A Model for Entitlement Reform

By J. Randolph Evans

Option 1: Do nothing until there is a complete crisis requiring
Draconian measures that include either scrapping the program altogether
or dramatically raising taxes only to delay the next crisis. Of course,
this could easily describe Social Security in the United States. (The
actual name of the program is the Old-Age, Survivors, and Disability
Insurance [OASDI program]).

Interestingly, the U. S. Social Security program is the largest single
government entitlement program in the world based on money spent. Not
surprisingly, it is also the largest expenditure in the federal budget.
Unfortunately, by 2041, the program will simply be out of money.

For decades, politicians and policy makers have warned of the future of
Social Security. Yet, because tough problems require hard decisions,
elected officials have continuously opted for Option 1 – do nothing, and
complain.

This is similar to the predicament Governor Nathan Deal, Lieutenant
Governor Casey Cagle, and Speaker David Ralston faced with the popular
HOPE program, except with a much shorter fuse. Increasingly, it became
clear that decreases in lottery revenues combined with severe budget
constraints put HOPE at real risk as it began to spend its reserves to
make payments.

Like Social Security, HOPE had become an untouchable program. While
everybody now knows HOPE, it has only been in existence for less than 20
years.

Georgians passed an amendment to Georgia’s constitution to permit a
lottery to fund HOPE on November 3, 1992. Within a decade, more than
600,000 students received more than $1.5 billion under the HOPE program.
These numbers have grown steadily since then.

As the 2011 Georgia General Assembly convened, Governor Deal, Speaker
Ralston, and Lieutenant Governor Cagle were faced with making some tough
choices including figuring out how to address a $300 million shortfall
in the HOPE program. Of course, one of the choices that they could have
made was to select Option 1 – do nothing but spend the reserves and let
the program move rapidly toward collapse. Bucking the federal approach
(and the approach of many other states) to handling such entitlement
programs, Georgia’s elected officials rejected Option 1.

Option 2: Reform a popular entitlement program to maximize its chances
for success and accomplish its reason for being without raising taxes.
Contrary to the belief of many, Georgia’s HOPE scholarship was not
created as a way to help underprivileged students pay for a college
education. Indeed, HOPE actually stands for Helping Outstanding Pupils
Educationally. It was the brainchild of Governor Zell Miller, who
wanted a program to keep Georgia’s best and brightest students from
leaving Georgia to attend college elsewhere.

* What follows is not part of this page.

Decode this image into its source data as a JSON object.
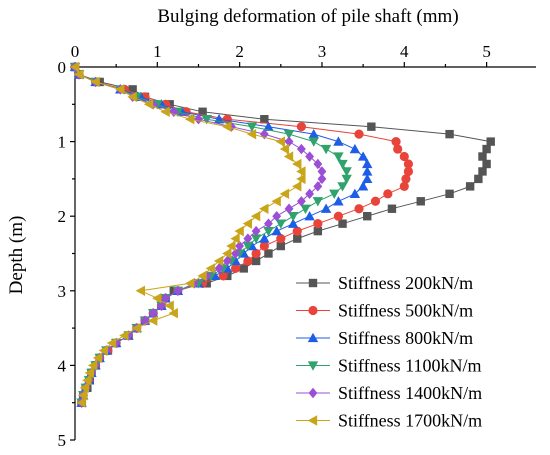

As a result, as a merits based program, HOPE was focused on enticing
Georgia’s best and brightest students to attend a Georgia university or
college with the help of a scholarship based on their academic
performance, not their family’s financial situation. Governor Miller
believed that Georgia could have an even brighter future if Georgia
could just keep its best students here. Hence the stated goals of HOPE
specifically targeted “academically superior students.”

As HOPE faced increasing revenue challenges, there were many who saw it
as an opportunity to fundamentally change the program from a “merits
based” scholarship to a “needs based” program. Of course, “merits” and
“needs” are very different criteria.

A typical government response is to go with “all of the above,” i.e.,
just expand the government program to do both – provide scholarships for
the needy, and provide scholarships for the academically successful. To
pay for such expansions, taxpayers end up footing the bill with higher
taxes since there is not enough money to do either one completely, much
less both.

Instead, Georgia’s leaders opted for reform – a word considered almost
taboo when talking about entitlement programs. Basically, the changes
aim at saving HOPE with an emphasis on fulfilling its stated goals. The
top ten percent of Georgia students (a 3.7 GPA coupled with a 1200 SAT
or 26 ACT score) will continue to receive a full tuition scholarship at
state universities and colleges or a $4,000 allowance at private
universities and colleges in Georgia.

For everyone else, it is not “all or nothing” like a crash of the
program would have produced. Instead, students with a 3.0 GPA will
still receive a scholarship for 90% of the standard state tuition.
Other changes include minor modifications to the Pre-K part of HOPE.
Now HOPE endures.

The simple message for Georgia students who want a HOPE scholarship
remains the same – study hard, work hard, do well and stay in Georgia.
Do those things, and Georgia will help in a big way.